Pedestrian Pleasures: A Land of Fairy Tales and Nightmares

Jack Smith



The simple pleasures of Bavarian folk revels are a world apart from the elaborate displays that greet the hiker farther along Maximilian’s trail. As it continues eastward from Ruhpolding, the purple route winds past Chiemsee Lake (the largest lake in Bavaria) and the Herreninsel, where Maximilian’s son, Ludwig II, built his spectacular, though never completed, homage to Versailles. Farther along stands Hohenschwangau, where Ludwig’s grandfather, Ludwig I, built Bavaria’s first fairy-tale castle, and finally to the best-known of Ludwig II’s creations, Neuschwanstein (www.neuschwanstein.com). Ironically, the castle that has become the epitome of fairy-tale glitz was designed to blend in with its surroundings.

So, too, was another tourist attraction, the Kehlsteinhaus (www.kehlsteinhaus.de), in nearby Obersalzburg, though nothing about the place is inviting. The architecture is crude, the decor cold, and its history horrifying, for this, better known to Americans as the Eagle’s Nest, was Adolf Hitler’s hideaway, a mountaintop retreat blasted out of sheer rock that is more than 6,000 feet above sea level. The Eagle’s Nest was designed by Hitler lieutenant Martin Bormann, who presented it to Hitler in 1939 on the occasion of the führer’s 50th birthday. It was considered an engineering marvel of its day. Into the mountainside was carved a four-mile-long road that leads to a tunnel running several hundred feet into the mountain. At the end of the tunnel is a large brass elevator that rises 407 feet to the building. Every day now, thousands of tourists ride the elevator up to the house where Hitler entertained Mussolini and the Nazi elite.

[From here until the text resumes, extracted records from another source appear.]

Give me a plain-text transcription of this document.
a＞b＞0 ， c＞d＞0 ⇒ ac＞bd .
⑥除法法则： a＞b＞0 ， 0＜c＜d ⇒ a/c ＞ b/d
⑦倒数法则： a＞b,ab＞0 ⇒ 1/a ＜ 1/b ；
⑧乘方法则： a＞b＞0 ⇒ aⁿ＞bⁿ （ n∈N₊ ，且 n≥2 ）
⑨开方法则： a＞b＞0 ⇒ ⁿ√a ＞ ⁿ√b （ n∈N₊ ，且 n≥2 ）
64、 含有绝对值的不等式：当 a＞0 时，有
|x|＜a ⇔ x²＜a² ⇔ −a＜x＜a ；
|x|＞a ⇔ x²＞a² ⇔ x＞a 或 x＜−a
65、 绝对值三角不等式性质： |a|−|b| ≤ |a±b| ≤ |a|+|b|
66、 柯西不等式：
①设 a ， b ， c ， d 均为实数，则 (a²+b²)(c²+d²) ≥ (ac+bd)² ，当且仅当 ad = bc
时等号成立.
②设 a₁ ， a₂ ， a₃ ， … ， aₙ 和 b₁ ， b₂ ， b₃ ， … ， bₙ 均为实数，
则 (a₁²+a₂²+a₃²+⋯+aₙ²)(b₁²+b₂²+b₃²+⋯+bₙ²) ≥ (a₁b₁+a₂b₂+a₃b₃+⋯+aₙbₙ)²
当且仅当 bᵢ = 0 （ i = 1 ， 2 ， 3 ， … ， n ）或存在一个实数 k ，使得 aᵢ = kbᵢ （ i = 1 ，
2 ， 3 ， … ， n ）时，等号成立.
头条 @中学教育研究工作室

The main reception area, which looks out over the town of Berchtesgaden, now serves as a restaurant, and if—despite the view of Berchtesgaden below—the ambience is uniquely banal, it is also fitting.



It is not known whether Bormann’s creation scored points with Hitler, who rarely came to his mountain retreat except on official business, even after an elaborate bunker system with underground barracks and concealed machine gun and antiaircraft emplacements were added in 1942. No matter how impressive the engineering of the Eagle’s Nest, and regardless of the praise it evoked from his guests and the omnipotence his followers ascribed to him, Hitler routinely avoided mountaintops, for he had a fear of heights.